Additional guidance will be required on the definitions of “campus” “geographically contiguous,” and on the distinctions between Category 1 and Category 2.

Deadline Extensions for Fiber Implementation:

The FCC’s new rules on fiber system construction indicate that the eligibility of such systems require the fibers to be operational (“used or lit”) within the funding year for which discounts are to be provided. For FY 2016, the funding year ends June 30, 2017. Under certain circumstances for which construction is “unavoidably delayed,” an applicant can request a one year extension.

The question being asked by many applicants who applied for FY 2016 fiber discounts, but who have not yet, or have just recently, been funded, is whether late funding would justify an extension. The News Brief suggests that a “Late FCDL” is an example of when one may seek a service delivery deadline extension, implying, but not explicitly stating, that such a request would be approved.

Please note the difference between the treatment of fiber installations and other types of eligible services involving one-time installation charges.

  1. The normal service delivery deadline for other one-time services is September 30th, three months into the following funding year. For fiber, it’s June 30th of the current funding year.
  2. FCDLs for other one-time services approved after March 1st of a funding year automatically generate an additional one-year extension of the service delivery deadline. No similar automatic extension is granted for fiber FRNs.

Although not covered in this News Brief, there are at least three other critical aspects of fiber installations that must be noted.

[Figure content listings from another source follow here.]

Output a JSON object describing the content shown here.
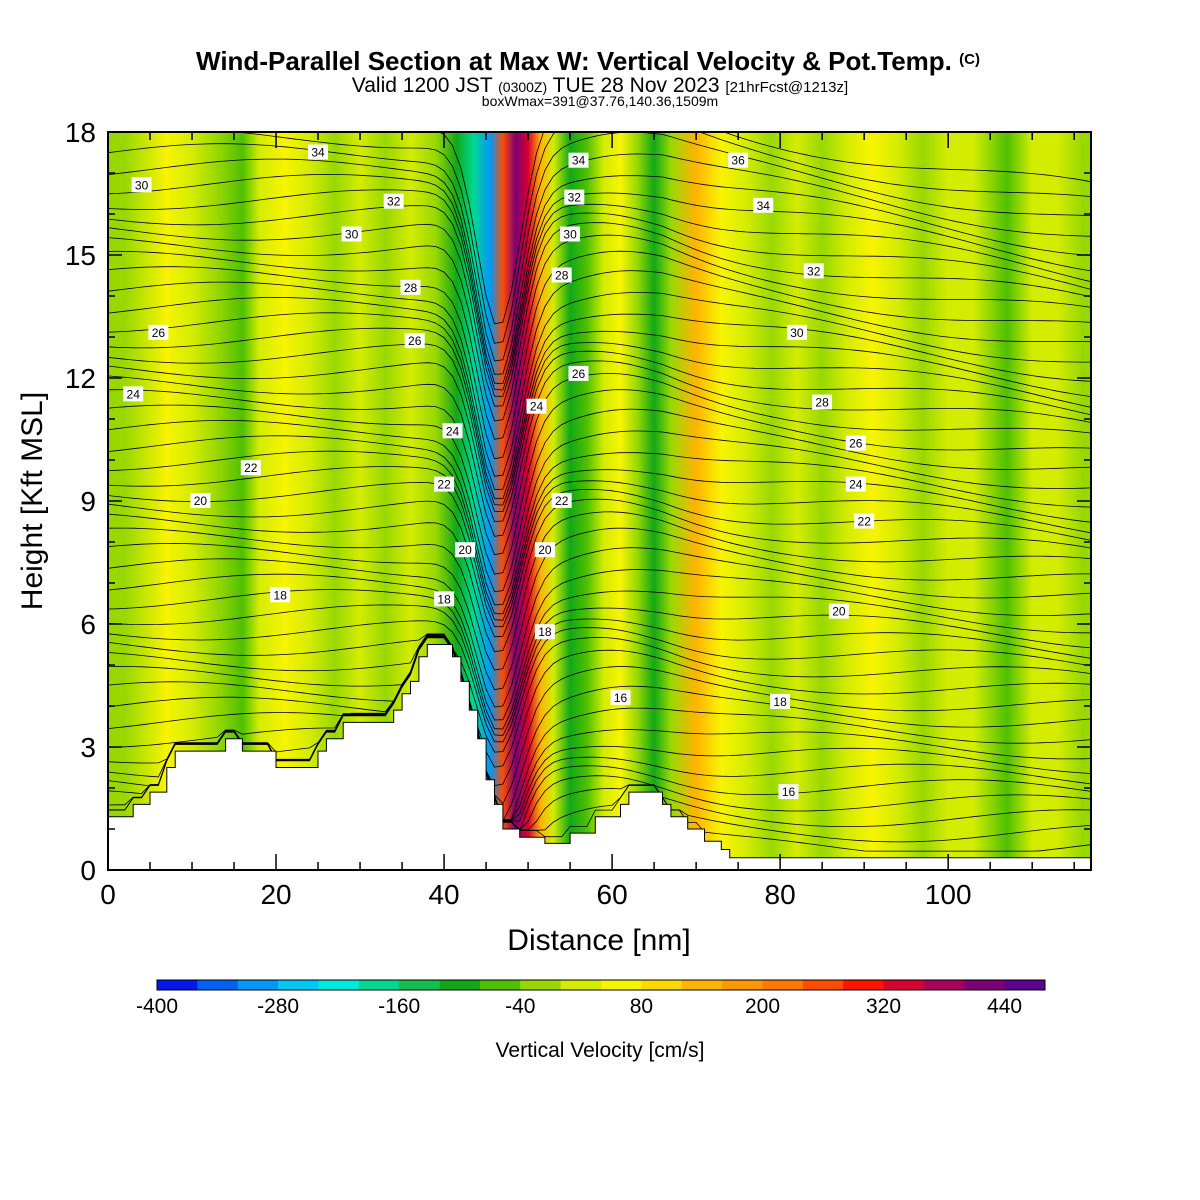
{
  "chart_data": {
    "type": "heatmap",
    "title": "Wind-Parallel Section at Max W: Vertical Velocity & Pot.Temp.",
    "title_mark": "(C)",
    "subtitle_prefix": "Valid 1200 JST",
    "subtitle_utc": "(0300Z)",
    "subtitle_date": "TUE 28 Nov 2023",
    "subtitle_fcst": "[21hrFcst@1213z]",
    "subtitle2": "boxWmax=391@37.76,140.36,1509m",
    "xlabel": "Distance [nm]",
    "ylabel": "Height [Kft MSL]",
    "xlim": [
      0,
      117
    ],
    "ylim": [
      0,
      18
    ],
    "xticks": [
      0,
      20,
      40,
      60,
      80,
      100
    ],
    "yticks": [
      0,
      3,
      6,
      9,
      12,
      15,
      18
    ],
    "colorbar": {
      "label": "Vertical Velocity [cm/s]",
      "min": -400,
      "step": 40,
      "tick_labels": [
        "-400",
        "-280",
        "-160",
        "-40",
        "80",
        "200",
        "320",
        "440"
      ],
      "tick_values": [
        -400,
        -280,
        -160,
        -40,
        80,
        200,
        320,
        440
      ],
      "colors": [
        "#0018ee",
        "#0060f6",
        "#0098f8",
        "#00c8f4",
        "#00eadc",
        "#00d890",
        "#10c050",
        "#10a818",
        "#4ec000",
        "#98d800",
        "#d4ec00",
        "#f8f400",
        "#ffd800",
        "#ffb400",
        "#ff9800",
        "#ff7800",
        "#ff4c00",
        "#ff1400",
        "#d8002c",
        "#a8005c",
        "#7c0074",
        "#5c0090"
      ]
    },
    "terrain_kft": [
      [
        0,
        1.3
      ],
      [
        3,
        1.3
      ],
      [
        3,
        1.6
      ],
      [
        5,
        1.6
      ],
      [
        5,
        1.9
      ],
      [
        7,
        1.9
      ],
      [
        7,
        2.5
      ],
      [
        8,
        2.5
      ],
      [
        8,
        2.9
      ],
      [
        14,
        2.9
      ],
      [
        14,
        3.2
      ],
      [
        16,
        3.2
      ],
      [
        16,
        2.9
      ],
      [
        20,
        2.9
      ],
      [
        20,
        2.5
      ],
      [
        25,
        2.5
      ],
      [
        25,
        2.9
      ],
      [
        26,
        2.9
      ],
      [
        26,
        3.2
      ],
      [
        28,
        3.2
      ],
      [
        28,
        3.6
      ],
      [
        34,
        3.6
      ],
      [
        34,
        3.9
      ],
      [
        35,
        3.9
      ],
      [
        35,
        4.3
      ],
      [
        36,
        4.3
      ],
      [
        36,
        4.6
      ],
      [
        37,
        4.6
      ],
      [
        37,
        5.2
      ],
      [
        38,
        5.2
      ],
      [
        38,
        5.5
      ],
      [
        41,
        5.5
      ],
      [
        41,
        5.2
      ],
      [
        42,
        5.2
      ],
      [
        42,
        4.6
      ],
      [
        43,
        4.6
      ],
      [
        43,
        3.9
      ],
      [
        44,
        3.9
      ],
      [
        44,
        3.2
      ],
      [
        45,
        3.2
      ],
      [
        45,
        2.2
      ],
      [
        46,
        2.2
      ],
      [
        46,
        1.6
      ],
      [
        47,
        1.6
      ],
      [
        47,
        1.0
      ],
      [
        49,
        1.0
      ],
      [
        49,
        0.8
      ],
      [
        52,
        0.8
      ],
      [
        52,
        0.65
      ],
      [
        55,
        0.65
      ],
      [
        55,
        0.9
      ],
      [
        58,
        0.9
      ],
      [
        58,
        1.3
      ],
      [
        61,
        1.3
      ],
      [
        61,
        1.6
      ],
      [
        62,
        1.6
      ],
      [
        62,
        1.9
      ],
      [
        66,
        1.9
      ],
      [
        66,
        1.6
      ],
      [
        67,
        1.6
      ],
      [
        67,
        1.3
      ],
      [
        69,
        1.3
      ],
      [
        69,
        1.0
      ],
      [
        71,
        1.0
      ],
      [
        71,
        0.7
      ],
      [
        73,
        0.7
      ],
      [
        73,
        0.5
      ],
      [
        74,
        0.5
      ],
      [
        74,
        0.3
      ],
      [
        117,
        0.3
      ]
    ],
    "w_bands": [
      {
        "x": 2,
        "w": -20
      },
      {
        "x": 7,
        "w": 70
      },
      {
        "x": 10,
        "w": 30
      },
      {
        "x": 13,
        "w": -20
      },
      {
        "x": 16,
        "w": -50
      },
      {
        "x": 18,
        "w": 10
      },
      {
        "x": 21,
        "w": 40
      },
      {
        "x": 24,
        "w": 10
      },
      {
        "x": 27,
        "w": -40
      },
      {
        "x": 30,
        "w": 10
      },
      {
        "x": 33,
        "w": -30
      },
      {
        "x": 36,
        "w": 20
      },
      {
        "x": 39,
        "w": -20
      },
      {
        "x": 41.5,
        "w": -100
      },
      {
        "x": 43.5,
        "w": -200
      },
      {
        "x": 45.5,
        "w": -310
      },
      {
        "x": 47,
        "w": 250
      },
      {
        "x": 48.5,
        "w": 420
      },
      {
        "x": 50,
        "w": 330
      },
      {
        "x": 51.5,
        "w": 140
      },
      {
        "x": 53,
        "w": 20
      },
      {
        "x": 55,
        "w": -110
      },
      {
        "x": 57,
        "w": -60
      },
      {
        "x": 59,
        "w": 20
      },
      {
        "x": 61,
        "w": 60
      },
      {
        "x": 63,
        "w": -20
      },
      {
        "x": 65,
        "w": -90
      },
      {
        "x": 67,
        "w": -20
      },
      {
        "x": 70,
        "w": 130
      },
      {
        "x": 73,
        "w": 70
      },
      {
        "x": 76,
        "w": 10
      },
      {
        "x": 79,
        "w": -30
      },
      {
        "x": 82,
        "w": 20
      },
      {
        "x": 85,
        "w": -40
      },
      {
        "x": 88,
        "w": 20
      },
      {
        "x": 91,
        "w": 40
      },
      {
        "x": 94,
        "w": 0
      },
      {
        "x": 97,
        "w": -30
      },
      {
        "x": 100,
        "w": 0
      },
      {
        "x": 103,
        "w": 10
      },
      {
        "x": 107,
        "w": -60
      },
      {
        "x": 110,
        "w": 10
      },
      {
        "x": 113,
        "w": 20
      },
      {
        "x": 116,
        "w": -10
      }
    ],
    "isentrope_labels": [
      {
        "text": "34",
        "x": 25,
        "y": 17.5
      },
      {
        "text": "30",
        "x": 4,
        "y": 16.7
      },
      {
        "text": "32",
        "x": 34,
        "y": 16.3
      },
      {
        "text": "30",
        "x": 29,
        "y": 15.5
      },
      {
        "text": "28",
        "x": 36,
        "y": 14.2
      },
      {
        "text": "26",
        "x": 6,
        "y": 13.1
      },
      {
        "text": "26",
        "x": 36.5,
        "y": 12.9
      },
      {
        "text": "24",
        "x": 3,
        "y": 11.6
      },
      {
        "text": "24",
        "x": 41,
        "y": 10.7
      },
      {
        "text": "22",
        "x": 17,
        "y": 9.8
      },
      {
        "text": "22",
        "x": 40,
        "y": 9.4
      },
      {
        "text": "20",
        "x": 11,
        "y": 9.0
      },
      {
        "text": "20",
        "x": 42.5,
        "y": 7.8
      },
      {
        "text": "18",
        "x": 20.5,
        "y": 6.7
      },
      {
        "text": "18",
        "x": 40,
        "y": 6.6
      },
      {
        "text": "34",
        "x": 56,
        "y": 17.3
      },
      {
        "text": "32",
        "x": 55.5,
        "y": 16.4
      },
      {
        "text": "30",
        "x": 55,
        "y": 15.5
      },
      {
        "text": "28",
        "x": 54,
        "y": 14.5
      },
      {
        "text": "26",
        "x": 56,
        "y": 12.1
      },
      {
        "text": "24",
        "x": 51,
        "y": 11.3
      },
      {
        "text": "22",
        "x": 54,
        "y": 9.0
      },
      {
        "text": "20",
        "x": 52,
        "y": 7.8
      },
      {
        "text": "18",
        "x": 52,
        "y": 5.8
      },
      {
        "text": "16",
        "x": 61,
        "y": 4.2
      },
      {
        "text": "36",
        "x": 75,
        "y": 17.3
      },
      {
        "text": "34",
        "x": 78,
        "y": 16.2
      },
      {
        "text": "32",
        "x": 84,
        "y": 14.6
      },
      {
        "text": "30",
        "x": 82,
        "y": 13.1
      },
      {
        "text": "28",
        "x": 85,
        "y": 11.4
      },
      {
        "text": "26",
        "x": 89,
        "y": 10.4
      },
      {
        "text": "24",
        "x": 89,
        "y": 9.4
      },
      {
        "text": "22",
        "x": 90,
        "y": 8.5
      },
      {
        "text": "20",
        "x": 87,
        "y": 6.3
      },
      {
        "text": "18",
        "x": 80,
        "y": 4.1
      },
      {
        "text": "16",
        "x": 81,
        "y": 1.9
      }
    ]
  }
}
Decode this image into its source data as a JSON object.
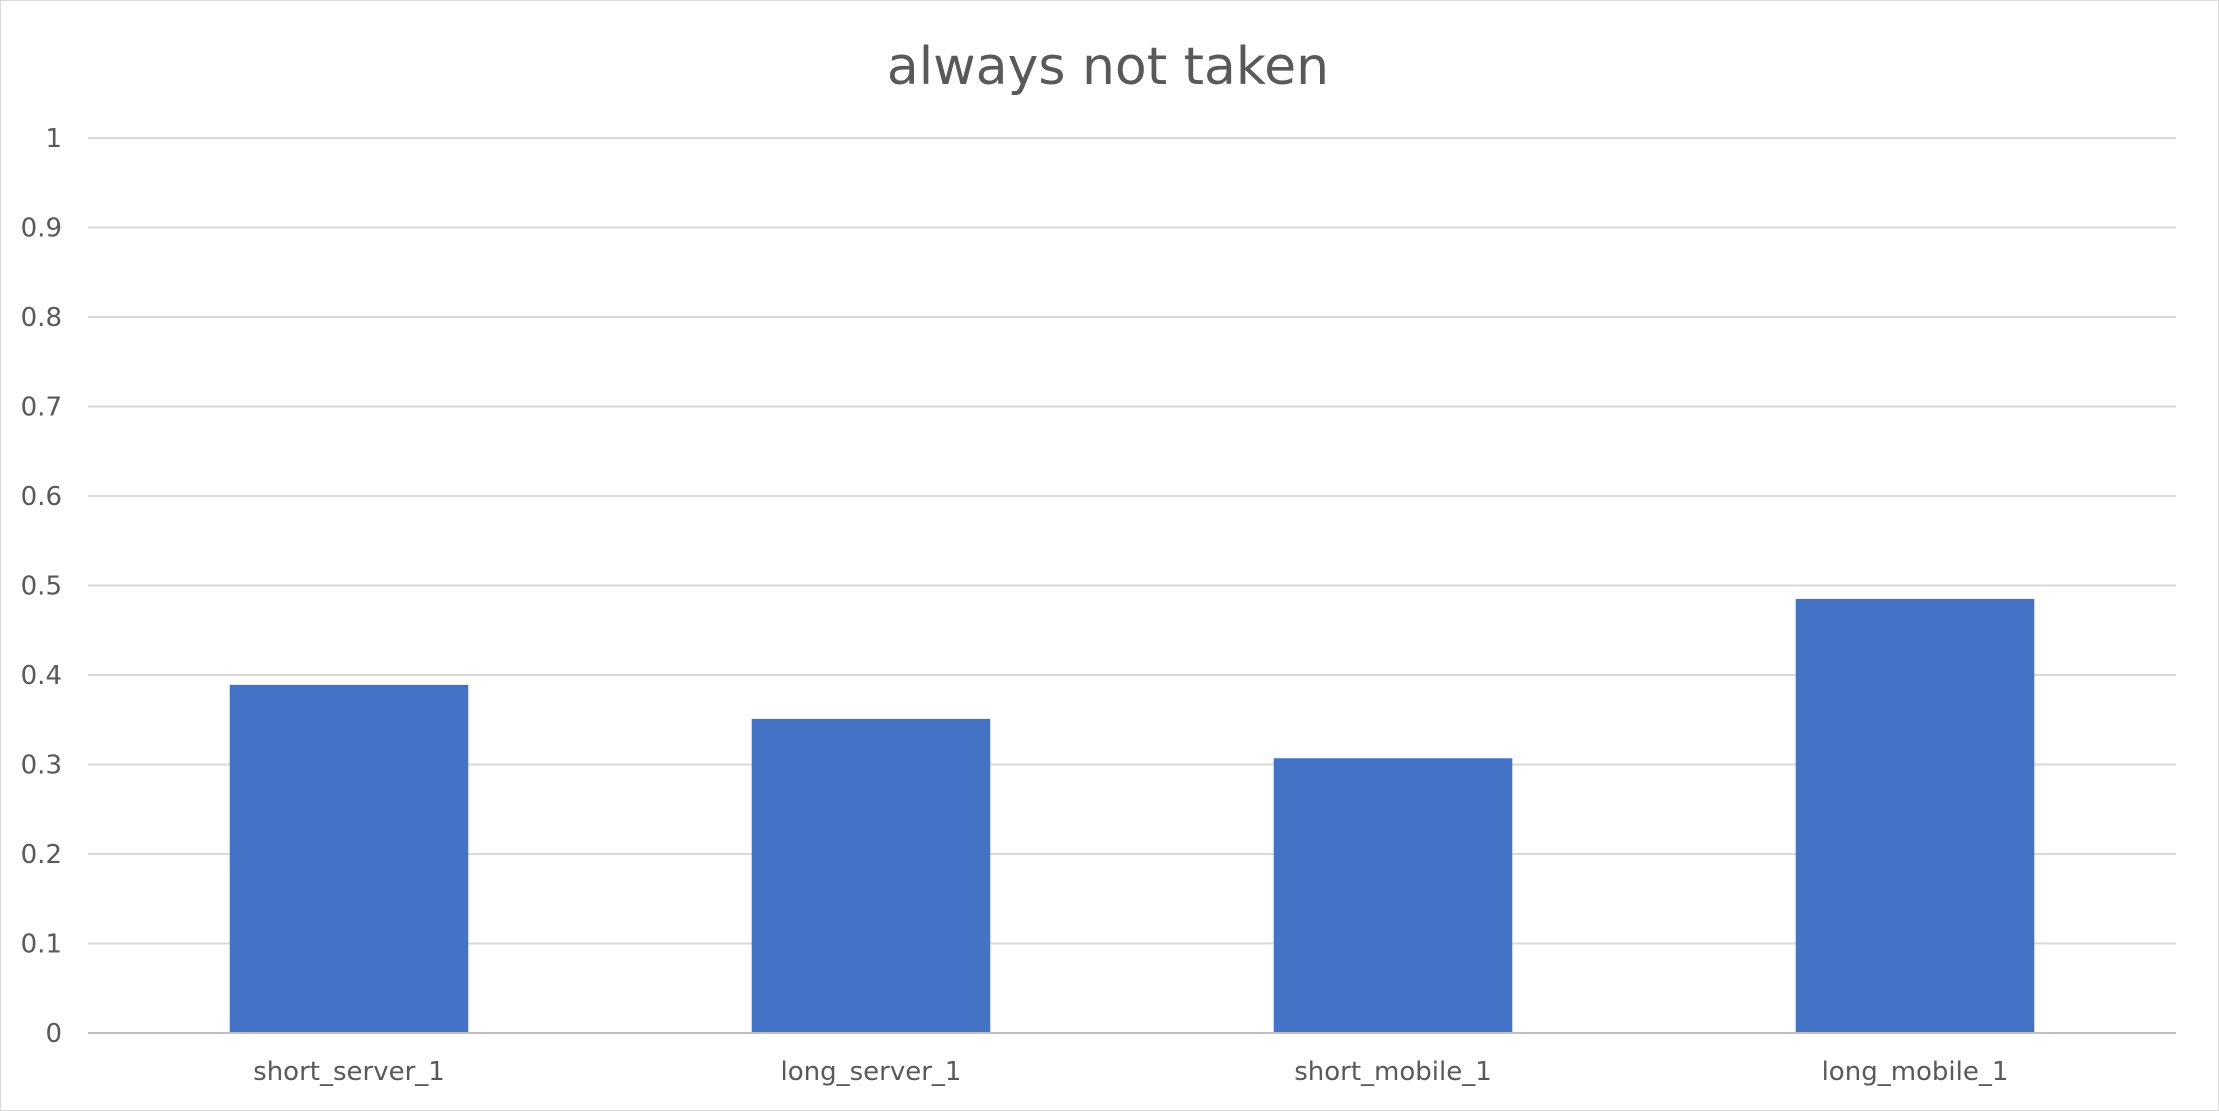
{
  "chart_data": {
    "type": "bar",
    "title": "always not taken",
    "xlabel": "",
    "ylabel": "",
    "categories": [
      "short_server_1",
      "long_server_1",
      "short_mobile_1",
      "long_mobile_1"
    ],
    "values": [
      0.389,
      0.351,
      0.307,
      0.485
    ],
    "ylim": [
      0,
      1
    ],
    "yticks": [
      "0",
      "0.1",
      "0.2",
      "0.3",
      "0.4",
      "0.5",
      "0.6",
      "0.7",
      "0.8",
      "0.9",
      "1"
    ],
    "grid": true,
    "legend": "none",
    "bar_color": "#4472C4"
  }
}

  1. Assuming a properly bid contract is in place, the fiber rules permit construction to begin as early as January 1st of the preceding funding year. This is well before an application has been submitted, much less approved. Fiber rules also permit contractual progress payments before July 1st of the funding year. Applicants must recognize that such work and payments are subject to the risk of ultimate E-rate funding.
  2. Even after funding is approved, E-rate payments made on fiber work in progress are at risk if the fiber system is not completed by the service delivery deadline.
  3. USAC has indicated that the fiber operational requirement applies on a circuit-by-circuit basis. Larger multi-node systems may require more than one year for construction. As such, such systems may have to be segmented and funded over multiple years. Applicants who have applied for large fiber systems in FY 2016 may need to reapply for portions of the same network in FY 2017.